What AI can and cannot do in a therapy practice
The boundary is bright and worth stating plainly. AI can help with the business of practice: marketing copy, newsletters, website FAQs, general psychoeducation drafts, intake-form wording, scheduling and admin emails, and policy documents. AI must not touch the clinical core: no diagnosis, no assessment, no treatment planning, no clinical decision-making, no interpreting a client's presentation, and absolutely no client information of any kind.

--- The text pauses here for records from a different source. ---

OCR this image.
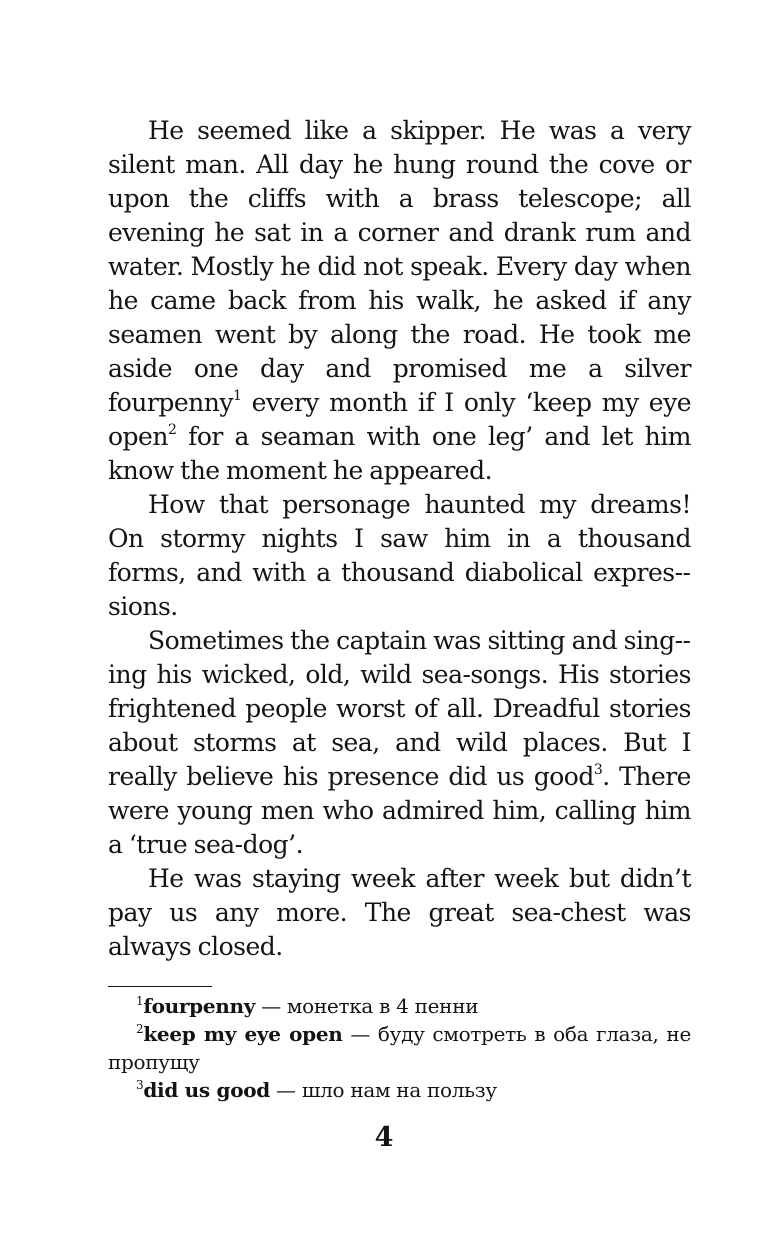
He seemed like a skipper. He was a very silent man. All day he hung round the cove or upon the cliffs with a brass telescope; all evening he sat in a corner and drank rum and water. Mostly he did not speak. Every day when he came back from his walk, he asked if any seamen went by along the road. He took me aside one day and promised me a silver fourpenny$^1$ every month if I only ‘keep my eye open$^2$ for a seaman with one leg’ and let him know the moment he appeared.

How that personage haunted my dreams! On stormy nights I saw him in a thousand forms, and with a thousand diabolical expres-sions.

Sometimes the captain was sitting and sing-ing his wicked, old, wild sea-songs. His stories frightened people worst of all. Dreadful stories about storms at sea, and wild places. But I really believe his presence did us good$^3$. There were young men who admired him, calling him a ‘true sea-dog’.

He was staying week after week but didn’t pay us any more. The great sea-chest was always closed.

$^1$fourpenny — монетка в 4 пенни

$^2$keep my eye open — буду смотреть в оба глаза, не пропущу

$^3$did us good — шло нам на пользу

4
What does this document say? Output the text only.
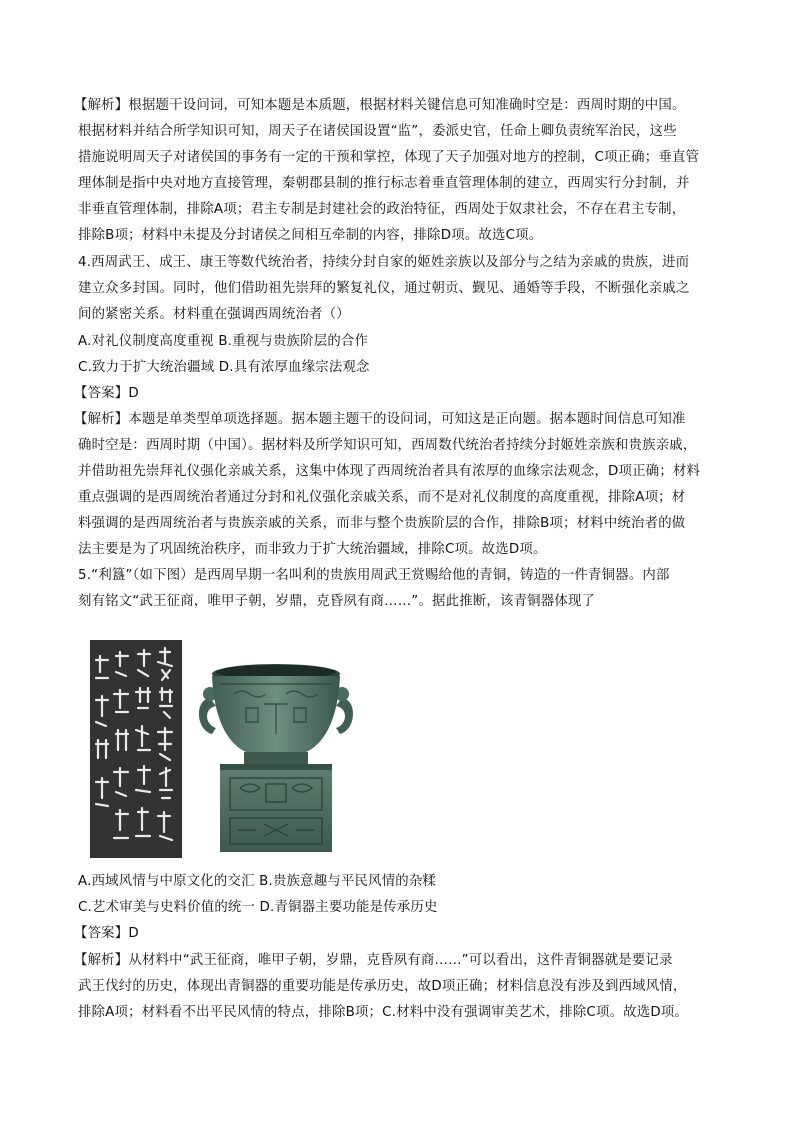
【解析】根据题干设问词，可知本题是本质题，根据材料关键信息可知准确时空是：西周时期的中国。
根据材料并结合所学知识可知，周天子在诸侯国设置“监”，委派史官，任命上卿负责统军治民，这些
措施说明周天子对诸侯国的事务有一定的干预和掌控，体现了天子加强对地方的控制，C项正确；垂直管
理体制是指中央对地方直接管理，秦朝郡县制的推行标志着垂直管理体制的建立，西周实行分封制，并
非垂直管理体制，排除A项；君主专制是封建社会的政治特征，西周处于奴隶社会，不存在君主专制，
排除B项；材料中未提及分封诸侯之间相互牵制的内容，排除D项。故选C项。
4.西周武王、成王、康王等数代统治者，持续分封自家的姬姓亲族以及部分与之结为亲戚的贵族，进而
建立众多封国。同时，他们借助祖先崇拜的繁复礼仪，通过朝贡、觐见、通婚等手段，不断强化亲戚之
间的紧密关系。材料重在强调西周统治者（）
A.对礼仪制度高度重视 B.重视与贵族阶层的合作
C.致力于扩大统治疆域 D.具有浓厚血缘宗法观念
【答案】D
【解析】本题是单类型单项选择题。据本题主题干的设问词，可知这是正向题。据本题时间信息可知准
确时空是：西周时期（中国）。据材料及所学知识可知，西周数代统治者持续分封姬姓亲族和贵族亲戚，
并借助祖先崇拜礼仪强化亲戚关系，这集中体现了西周统治者具有浓厚的血缘宗法观念，D项正确；材料
重点强调的是西周统治者通过分封和礼仪强化亲戚关系，而不是对礼仪制度的高度重视，排除A项；材
料强调的是西周统治者与贵族亲戚的关系，而非与整个贵族阶层的合作，排除B项；材料中统治者的做
法主要是为了巩固统治秩序，而非致力于扩大统治疆域，排除C项。故选D项。
5.“利簋”（如下图）是西周早期一名叫利的贵族用周武王赏赐给他的青铜，铸造的一件青铜器。内部
刻有铭文“武王征商，唯甲子朝，岁鼎，克昏夙有商……”。据此推断，该青铜器体现了
A.西域风情与中原文化的交汇 B.贵族意趣与平民风情的杂糅
C.艺术审美与史料价值的统一 D.青铜器主要功能是传承历史
【答案】D
【解析】从材料中“武王征商，唯甲子朝，岁鼎，克昏夙有商……”可以看出，这件青铜器就是要记录
武王伐纣的历史，体现出青铜器的重要功能是传承历史，故D项正确；材料信息没有涉及到西域风情，
排除A项；材料看不出平民风情的特点，排除B项；C.材料中没有强调审美艺术，排除C项。故选D项。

Three rules make AI safe here. First, no PHI, ever — no names, no session notes, no identifying details, nothing about a specific client, into any general AI tool. Describe only in generic, hypothetical terms. Second, clinician review is mandatory: every client-facing or psychoeducation output must be read, corrected, and approved by a licensed professional before use, because AI produces confident clinical-sounding errors. Third, comply with HIPAA, your state licensing board, and your professional ethics code; consult those, not a chatbot, on anything you're unsure about.
These prompts run on any current model. For routine admin and marketing copy, an efficiency tier (gpt-5.4-mini, Gemini 3.1 Flash-Lite) is fine; for nuanced, sensitively-worded client communication, a frontier model handles tone better. If you ever use AI tools in a practice context, prefer an enterprise tier with a Business Associate Agreement and no-training data terms — but still keep PHI out. Prices as of June 2026 (OpenAI, Gemini).